Tanay: Ella Bergru designed the logo, Matthieu Fraticelli did the editing, Guillaume Coudriet helped set up the social media and communication aspects of the project, Grégory Fiorio came up with the name of the podcast, Olivier Albert, Thelma Samuel and Robin Baradel made the jingles and Thomas Beuchot prepared and carried out the interview for the second episode.
We are also grateful for the guests we have had up until now. They put their trust in us and took some time from their busy schedules. Much thanks to them and to our future guests!
What do you particularly like about cognitive science? Why did you personally choose to study it ?
Tanay: I was fascinated by the interactions between human psychology and different technologies (e.g. smartphones, smartwatches, robots etc.). To understand this interaction properly, I thought that developing an understanding of these two components individually (psychology and technologies) would be a useful starting point. Thus, I chose to study cognitive science to delve deeper into human psychology.
Interestingly, owing to its interdisciplinarity, I soon found out that cognitive science had a lot to say about different technologies as well. This is my favourite aspect of the discipline i.e. its interdisciplinarity.
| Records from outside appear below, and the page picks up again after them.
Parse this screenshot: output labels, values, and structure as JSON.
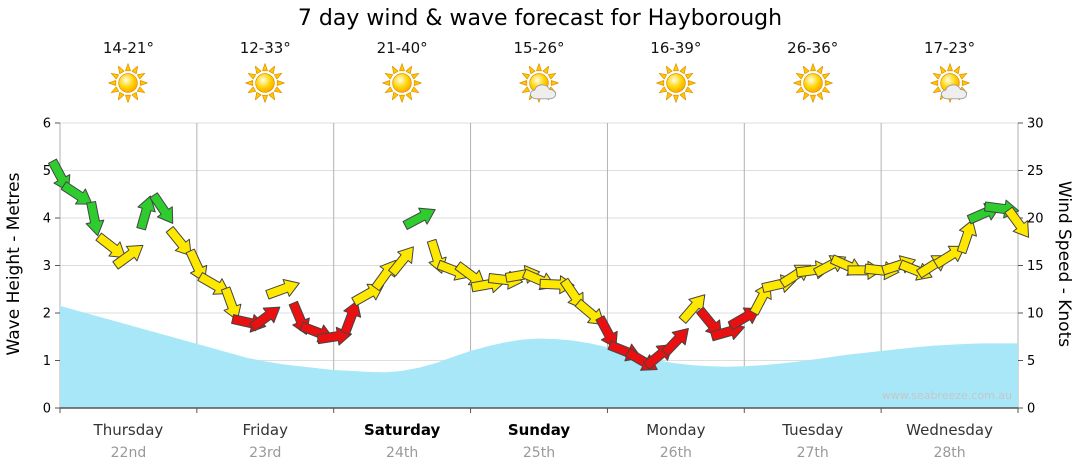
{
  "title": "7 day wind & wave forecast for Hayborough",
  "watermark": "www.seabreeze.com.au",
  "left_axis": {
    "label": "Wave Height - Metres",
    "ticks": [
      0,
      1,
      2,
      3,
      4,
      5,
      6
    ]
  },
  "right_axis": {
    "label": "Wind Speed - Knots",
    "ticks": [
      0,
      5,
      10,
      15,
      20,
      25,
      30
    ]
  },
  "days": [
    {
      "name": "Thursday",
      "date": "22nd",
      "temps": "14-21°",
      "icon": "sun",
      "weekend": false
    },
    {
      "name": "Friday",
      "date": "23rd",
      "temps": "12-33°",
      "icon": "sun",
      "weekend": false
    },
    {
      "name": "Saturday",
      "date": "24th",
      "temps": "21-40°",
      "icon": "sun",
      "weekend": true
    },
    {
      "name": "Sunday",
      "date": "25th",
      "temps": "15-26°",
      "icon": "sun-cloud",
      "weekend": true
    },
    {
      "name": "Monday",
      "date": "26th",
      "temps": "16-39°",
      "icon": "sun",
      "weekend": false
    },
    {
      "name": "Tuesday",
      "date": "27th",
      "temps": "26-36°",
      "icon": "sun",
      "weekend": false
    },
    {
      "name": "Wednesday",
      "date": "28th",
      "temps": "17-23°",
      "icon": "sun-cloud",
      "weekend": false
    }
  ],
  "chart_data": {
    "type": "area+wind-barbs",
    "x_unit": "7 days (Thu 22nd to Wed 28th), 8 samples per day",
    "ylim_wave": [
      0,
      6
    ],
    "ylim_wind": [
      0,
      30
    ],
    "wave_fill": "#A8E7F8",
    "wind_color_scale": [
      {
        "max_knots": 10,
        "color": "#E81010",
        "meaning": "light (<10 kn)"
      },
      {
        "max_knots": 20,
        "color": "#FFE800",
        "meaning": "moderate (10-20 kn)"
      },
      {
        "max_knots": 31,
        "color": "#2ECC2E",
        "meaning": "fresh (20+ kn)"
      }
    ],
    "wave_height_m": [
      2.15,
      2.05,
      1.95,
      1.85,
      1.75,
      1.65,
      1.55,
      1.45,
      1.35,
      1.25,
      1.15,
      1.05,
      0.98,
      0.92,
      0.88,
      0.84,
      0.8,
      0.78,
      0.76,
      0.75,
      0.78,
      0.85,
      0.95,
      1.08,
      1.2,
      1.3,
      1.38,
      1.44,
      1.46,
      1.45,
      1.42,
      1.36,
      1.28,
      1.18,
      1.08,
      1.0,
      0.94,
      0.9,
      0.88,
      0.87,
      0.88,
      0.9,
      0.93,
      0.97,
      1.02,
      1.07,
      1.12,
      1.16,
      1.2,
      1.24,
      1.28,
      1.31,
      1.33,
      1.35,
      1.36,
      1.36,
      1.36
    ],
    "wind_knots": [
      24.5,
      22.5,
      20,
      17,
      16,
      20.5,
      21,
      17.5,
      15,
      13,
      11,
      9,
      9.5,
      12.5,
      9.5,
      8,
      7.5,
      9.5,
      12,
      14,
      15.5,
      20,
      16,
      14.5,
      14,
      13,
      13.5,
      14,
      13.5,
      13,
      12,
      10,
      8,
      6,
      5,
      5.5,
      7,
      10.5,
      9,
      8,
      9.5,
      11.5,
      13,
      14,
      14.5,
      15,
      15,
      14.5,
      14.5,
      15,
      14.5,
      15,
      16,
      18,
      20.5,
      21,
      19.5
    ]
  }
}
Jay: I have always been interested in philosophical questions pertaining to knowledge, the relationship between the mind and the body, ethics and the like. Because some domains of philosophy in which these topics are tackled interact heavily with cognitive science, I was exposed to it in a somewhat progressive nad natural way. Once I was fully made aware of the relevance of cognitive science to philosophy, I quickly realised that I wanted to understand its methods and, eventually, to contribute to it.
Just like Tanay, I highly value the idea that we can integrate knowledge and lead fruitful collaborations across different disciplines. This aim is inscribed into the very DNA of cognitive science.